I don't miss, not because im the worlds greatest shot but because i don't take shots i can't make. No animal deserves to suffer.


----------



## RedBeard (May 8, 2017)

ThePatrioticPrepper said:


> Does anyone raise peafowl? I know a little bit about them but would like to talk to someone who has had hands on experience with them.
> 
> I have an issue with fox on my property and we all know how well that goes when you have chickens and other birds. I personally am not a fan of feeding my food to predators. Peacocks seem to be great at keeping predators away.
> 
> So any pros and cons would be great. I'd love to get some input.


Geese can keep predators away. I don't like them anymore than peafowl but at least they are more manageable. And if you work with them they can be friendly, well sorta........ Well now that i think of it I've never met a friendly goose and that's why i hate them. We had a pair growing up and the only person they liked was my dad. They attacked my daily. I begged the old man to let me kill them. Finally he got so mad he said i could if i cleaned them both and ate them, he didn't think i would.
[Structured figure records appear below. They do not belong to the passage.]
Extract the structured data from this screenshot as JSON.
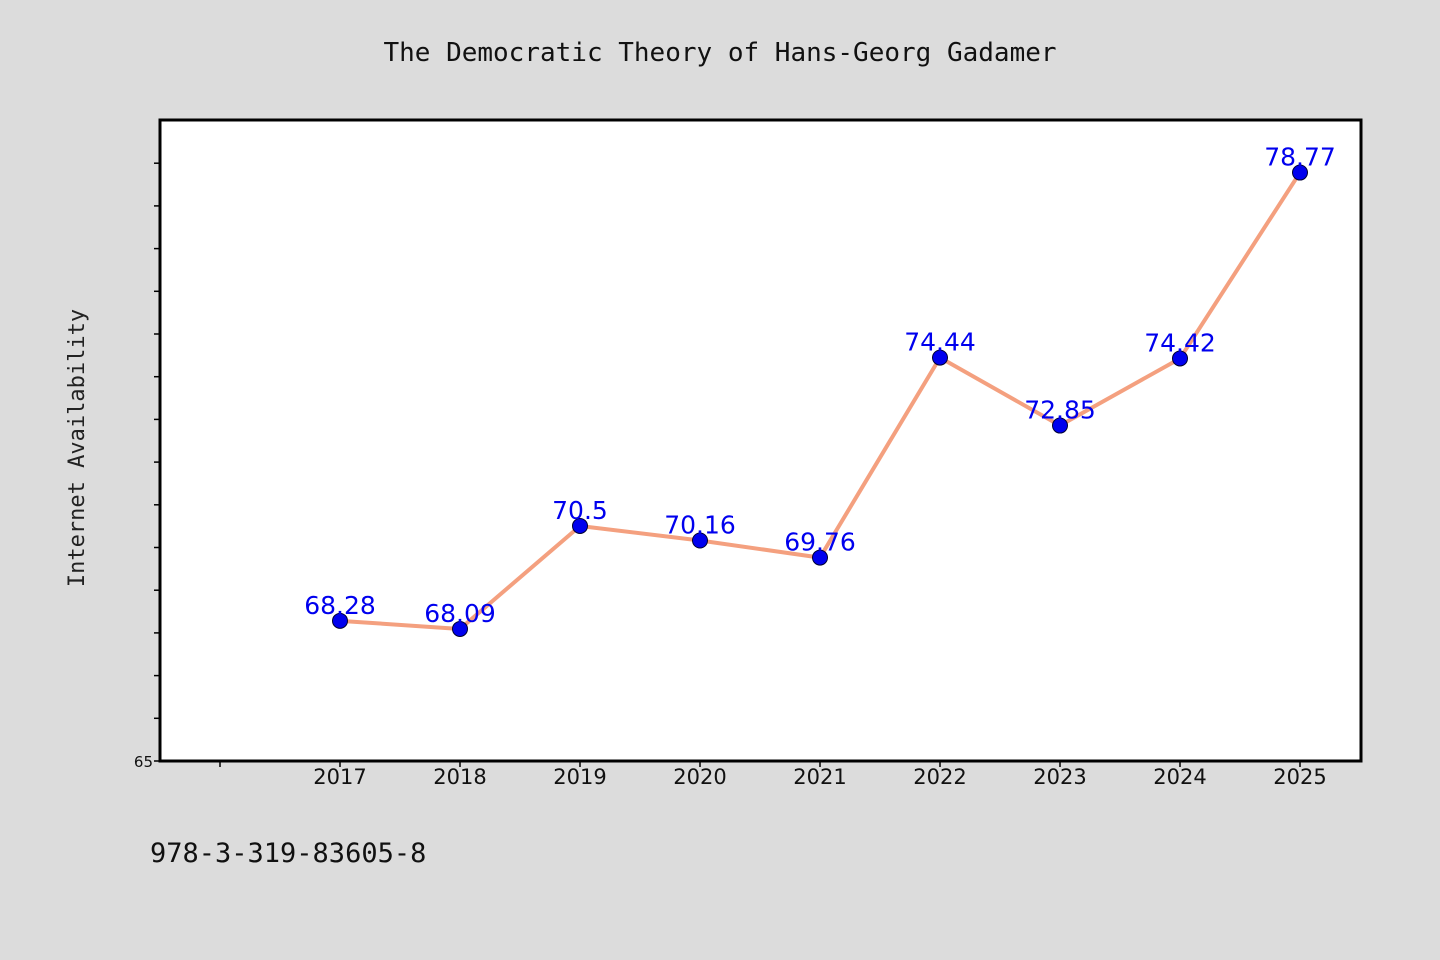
{
  "chart_data": {
    "type": "line",
    "title": "The Democratic Theory of Hans-Georg Gadamer",
    "ylabel": "Internet Availability",
    "xlabel": "",
    "x": [
      "2017",
      "2018",
      "2019",
      "2020",
      "2021",
      "2022",
      "2023",
      "2024",
      "2025"
    ],
    "series": [
      {
        "values": [
          68.28,
          68.09,
          70.5,
          70.16,
          69.76,
          74.44,
          72.85,
          74.42,
          78.77
        ],
        "labels": [
          "68.28",
          "68.09",
          "70.5",
          "70.16",
          "69.76",
          "74.44",
          "72.85",
          "74.42",
          "78.77"
        ]
      }
    ],
    "ylim": [
      65,
      80
    ],
    "y_tick_labels": [
      "65"
    ],
    "grid": false,
    "legend": "none",
    "colors": {
      "line": "#f4a07f",
      "marker": "#0000ee",
      "data_label": "#0000ee",
      "plot_bg": "#ffffff",
      "page_bg": "#dcdcdc"
    }
  },
  "footer": {
    "isbn": "978-3-319-83605-8"
  }
}
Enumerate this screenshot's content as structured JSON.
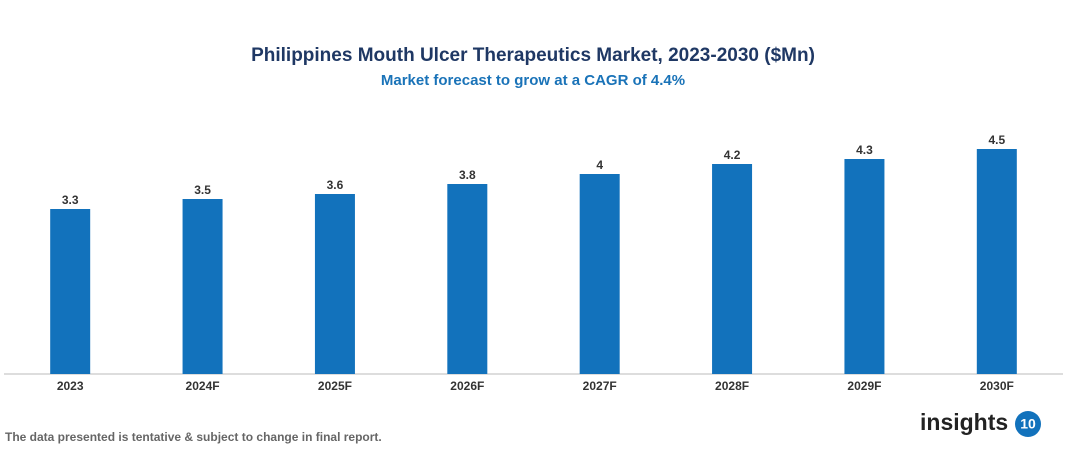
{
  "chart_data": {
    "type": "bar",
    "title": "Philippines Mouth Ulcer Therapeutics Market, 2023-2030 ($Mn)",
    "subtitle": "Market forecast to grow at a CAGR of 4.4%",
    "categories": [
      "2023",
      "2024F",
      "2025F",
      "2026F",
      "2027F",
      "2028F",
      "2029F",
      "2030F"
    ],
    "values": [
      3.3,
      3.5,
      3.6,
      3.8,
      4,
      4.2,
      4.3,
      4.5
    ],
    "color": "#1272bc",
    "ylim": [
      0,
      5
    ]
  },
  "note": "The data presented is tentative & subject to change in final report.",
  "logo": {
    "text": "insights",
    "badge": "10"
  }
}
They tasted great! What are you protecting for birds? Guinea hens make really good alarms too. They can be annoying though.


----------



## power (May 7, 2011)

RedBeard said:


> Geese can keep predators away. I don't like them anymore than peafowl but at least they are more manageable. And if you work with them they can be friendly, well sorta........ Well now that i think of it I've never met a friendly goose and that's why i hate them. We had a pair growing up and the only person they liked was my dad. They attacked my daily. I begged the old man to let me kill them. Finally he got so mad he said i could if i cleaned them both and ate them, he didn't think i would. They tasted great! What are you protecting for birds? Guinea hens make really good alarms too. They can be annoying though.
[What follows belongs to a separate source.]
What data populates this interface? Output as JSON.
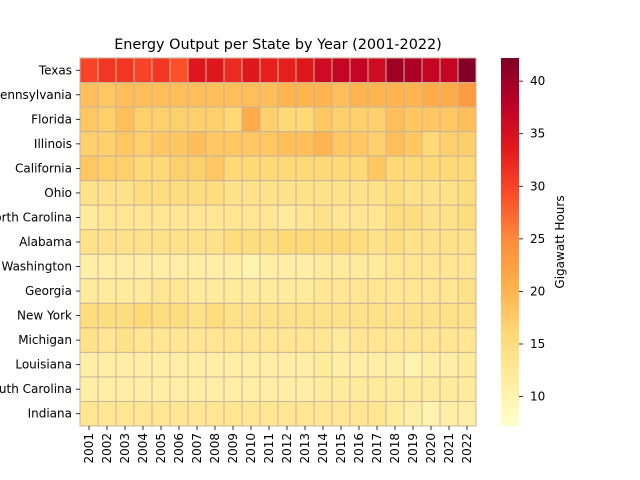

My mother had some geese. They were not friendly but learned not to bother me as I was the one who fed them. I had some muscovey ducks. The drake would take on all of the geese daily just for something to do. Some days he won and some days he lost. He finally out lasted the geese.


----------



## phideaux (Nov 7, 2015)

African Geese don't fair well against Coyote....


Ask me how I know.




Jim


----------



## RedBeard (May 8, 2017)

phideaux said:


> African Geese don't fair well against Coyote....
> 
> Ask me how I know.
> 
> Jim


No they are more of the sacrificial lamb. How many did you loose?


----------



## phideaux (Nov 7, 2015)

Oh, only 2 grown up adults male and female.

Huge beautiful birds , 

They lived in a shelter at night, but on my pond in daytime.

I would go out and call them , they would come and follow me to their night shelter to be fed.


But, coyotes got em in the daytime around the pond...
Big piles of feathers was all that was left.




Jim


----------



## RedBeard (May 8, 2017)

phideaux said:


> Oh, only 2 grown up adults male and female.
> 
> Huge beautiful birds ,
> 
> ...


That sucks. Daytime, they must have ambushed one and the other attacked. I kniw they will defend their mate with their life. I do admire their devotion to each other. I have also been told if you keep only one goose they will be your buddy, the mate makes them protective.


----------



## phideaux (Nov 7, 2015)

Them Yotes are smart,

They got em the one time the pond had ice over it,
That only happens once in 5 years, 

The birds couldn't get away into water.

Same thing happened to all my ducks also.

Only when there was ice.



Jim


----------



## RedBeard (May 8, 2017)

phideaux said:


> Them Yotes are smart,
> 
> They got em the one time the pond had ice over it,
> That only happens once in 5 years,
> ...


Wow that is smart! They tend to stay away from my place. I've found them to be smart enough to stay away after you shoot a few of their buddies. But i had to stay up all night each time to teach them that.


----------



## phideaux (Nov 7, 2015)

I have a few less Yotes than I use to have.....

I shouldn't judge too quickly, because I also have a few Bobcats that hang around here too.

I have caught many a Yote and a few Bobcats on my game cameras.









Jim


----------